Laohoua Cheuching, a senior official in the Ministry of Industry and Commerce, recently told Lao media that new initiatives are needed to stem the slowdown.

Laohoua said the downturn was due in part to a slowing global economy. Lao exports to China focus on mining and agriculture, especially rubber, while key imports are machinery and electronic equipment.

“We have to find new products to export to offset the loss. If not the value of our exports to China will decline further,” Laohoua told the Vientiane Times.

The World Bank has also raised concerns over the slowing China economy that “may effect some potential investment on pipeline projects that do not have secured financing.”

China is also a key investor in real estate. In Vientiane, Chinese owned commercial buildings stand developed or under construction. This includes the $1.6 billion That Luang Lake residential and commercial complex covering 365 hectares.

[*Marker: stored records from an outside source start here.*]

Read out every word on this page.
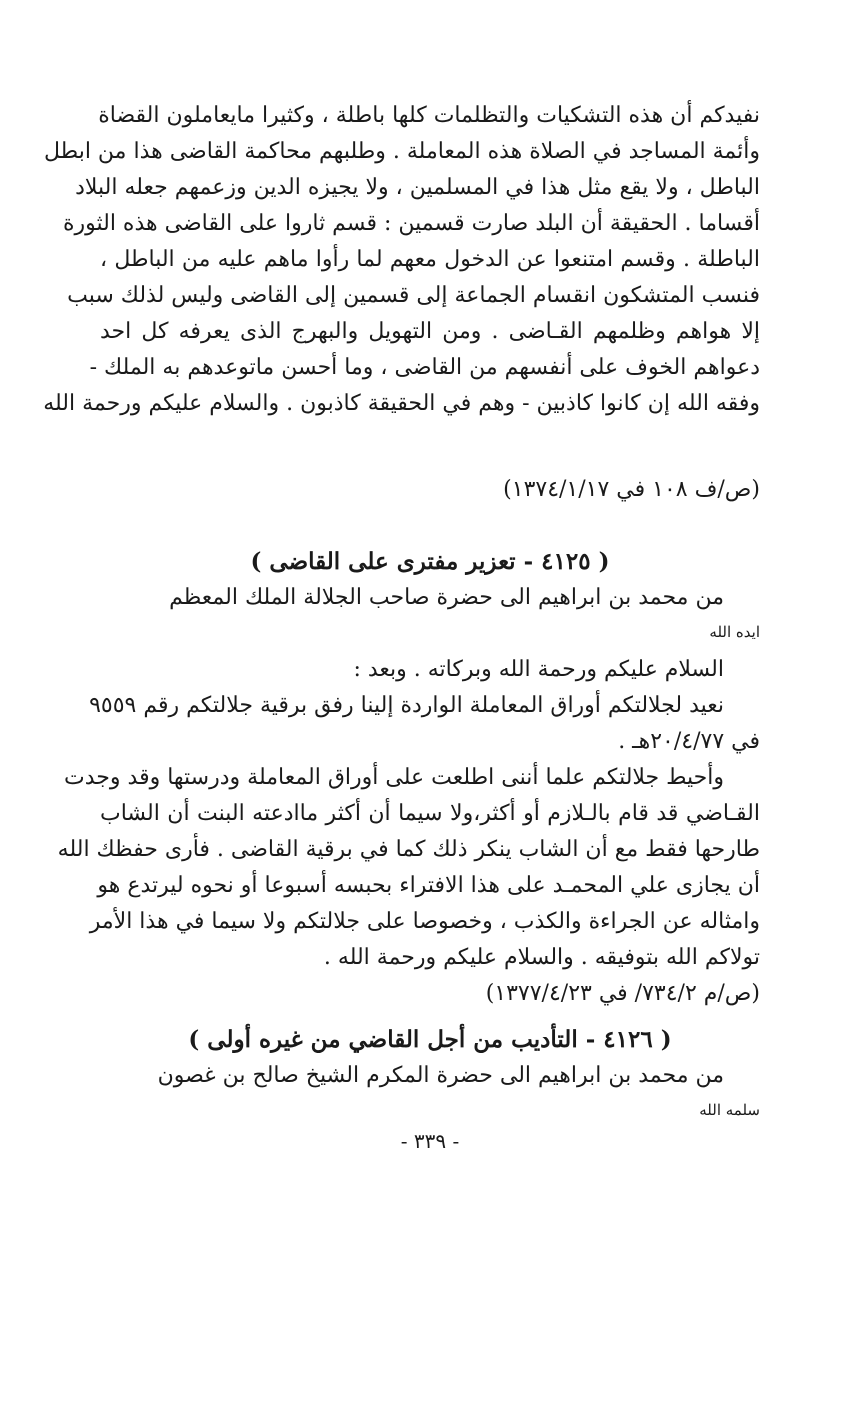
نفيدكم أن هذه التشكيات والتظلمات كلها باطلة ، وكثيرا مايعاملون القضاة
وأئمة المساجد في الصلاة هذه المعاملة . وطلبهم محاكمة القاضى هذا من ابطل
الباطل ، ولا يقع مثل هذا في المسلمين ، ولا يجيزه الدين وزعمهم جعله البلاد
أقساما . الحقيقة أن البلد صارت قسمين : قسم ثاروا على القاضى هذه الثورة
الباطلة . وقسم امتنعوا عن الدخول معهم لما رأوا ماهم عليه من الباطل ،
فنسب المتشكون انقسام الجماعة إلى قسمين إلى القاضى وليس لذلك سبب
إلا هواهم وظلمهم القـاضى . ومن التهويل والبهرج الذى يعرفه كل احد
دعواهم الخوف على أنفسهم من القاضى ، وما أحسن ماتوعدهم به الملك -
وفقه الله إن كانوا كاذبين - وهم في الحقيقة كاذبون . والسلام عليكم ورحمة الله
(ص/ف ١٠٨ في ١٣٧٤/١/١٧)
( ٤١٢٥ - تعزير مفترى على القاضى )
من محمد بن ابراهيم الى حضرة صاحب الجلالة الملك المعظم
ايده الله
السلام عليكم ورحمة الله وبركاته . وبعد :
نعيد لجلالتكم أوراق المعاملة الواردة إلينا رفق برقية جلالتكم رقم ٩٥٥٩
في ٢٠/٤/٧٧هـ .
وأحيط جلالتكم علما أننى اطلعت على أوراق المعاملة ودرستها وقد وجدت
القـاضي قد قام بالـلازم أو أكثر،ولا سيما أن أكثر ماادعته البنت أن الشاب
طارحها فقط مع أن الشاب ينكر ذلك كما في برقية القاضى . فأرى حفظك الله
أن يجازى علي المحمـد على هذا الافتراء بحبسه أسبوعا أو نحوه ليرتدع هو
وامثاله عن الجراءة والكذب ، وخصوصا على جلالتكم ولا سيما في هذا الأمر
تولاكم الله بتوفيقه . والسلام عليكم ورحمة الله .
(ص/م ٧٣٤/٢/ في ١٣٧٧/٤/٢٣)
( ٤١٢٦ - التأديب من أجل القاضي من غيره أولى )
من محمد بن ابراهيم الى حضرة المكرم الشيخ صالح بن غصون
سلمه الله
- ٣٣٩ -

In December last year, Chinese and Lao officials witnessed the “ground breaking” ceremony for a 427 kilometer $6.04 billion high speed rail line from Vientiane to the Chinese border. The project, requiring 100,000 Chinese workers, was the mainstay of former deputy prime minister, Somsavat Lengsavad.

But Vientiane-based analysts told VOA the project’s cost and the departure of Somsavat from the government has created some uncertainties about the project.

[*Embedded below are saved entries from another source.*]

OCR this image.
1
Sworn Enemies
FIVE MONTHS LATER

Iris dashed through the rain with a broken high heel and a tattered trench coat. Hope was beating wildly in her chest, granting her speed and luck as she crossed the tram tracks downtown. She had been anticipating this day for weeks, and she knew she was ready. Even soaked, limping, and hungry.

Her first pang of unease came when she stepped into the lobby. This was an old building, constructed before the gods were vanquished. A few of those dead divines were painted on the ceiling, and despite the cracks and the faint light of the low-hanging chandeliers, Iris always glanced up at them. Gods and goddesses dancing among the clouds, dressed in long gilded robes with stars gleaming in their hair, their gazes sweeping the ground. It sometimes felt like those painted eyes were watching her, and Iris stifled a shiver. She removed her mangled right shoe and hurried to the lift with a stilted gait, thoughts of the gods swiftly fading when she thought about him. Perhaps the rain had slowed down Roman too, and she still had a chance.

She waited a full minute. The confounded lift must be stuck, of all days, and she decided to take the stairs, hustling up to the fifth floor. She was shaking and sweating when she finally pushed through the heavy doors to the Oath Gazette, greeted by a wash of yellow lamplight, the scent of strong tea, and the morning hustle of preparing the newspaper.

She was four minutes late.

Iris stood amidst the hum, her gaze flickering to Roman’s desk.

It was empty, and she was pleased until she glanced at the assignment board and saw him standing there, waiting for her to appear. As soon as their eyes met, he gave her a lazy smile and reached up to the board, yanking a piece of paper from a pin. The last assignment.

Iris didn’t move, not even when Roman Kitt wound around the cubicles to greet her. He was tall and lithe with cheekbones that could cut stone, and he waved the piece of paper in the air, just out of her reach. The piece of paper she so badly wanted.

The Mekong River flows by Vientiane, Laos. (R. Corben for VOA)

The Mekong River flows by Vientiane, Laos. (R. Corben for VOA)

Diversification

Analysts say Laos’ dependence on China and narrow industrial revenue base of hydropower and mining leaves the Lao economy vulnerable.

Asian Development Bank (ADB) senior country specialist, Shunsuke Bando, said Laos has to diversify especially amid rising competition from the ASEAN Economic Community (AEC).

“The economic structure is heavily reliant, heavily dependent on mining, electricity. So in this context the country has to diversify its economic structure,” he said.

“They have to expand their industrial bases, such as textile garments, food processing and so on – is more important for this country’s future,” Bando told VOA.

The ADB says growing regional competition, a weak industrial base and human resource skill shortages are undermining the Lao business sector.

“They are lacking and running short of skilled workers. Even the low level workers, their skills are very low compared to other countries,” Bando said.

Faced with economic uncertainties, Lao Prime Minister Thongloun Sisolith has moved to strengthen regional business and economic ties, signing key trade agreements with Cambodia and Thailand during recent official visits.

Pavida Pananond, a professor of international business at Thammasat University in Bangkok, said Thongloun’s strategy appears to be directed to building on Laos’ regional connectivity.

“It’s not surprising that the Lao Prime Minister would now be trying to change the perspective that this is a land locked country but a land linked [one] because he wants to make use of regional integration,” Pavida told VOA.

Signs of success in diversification are starting to emerge. Laos has in place more than 10 special economic zones throughout the country, with 200 registered businesses in different stages of development.

The economic zones largely focus on entertainment services, logistics as well as manufacturing and commerce, employing more than 11,000 workers, 60 per cent of whom are foreign.

ADB analysis says Laos is expected to be “well positioned to tap on new market opportunities arising from deeper ASEAN integration”.

“Deeper integration could accelerate growth and development and contribute to achieving Lao PDR’s goal of graduating from least-developed status by 2020,” the ADB said.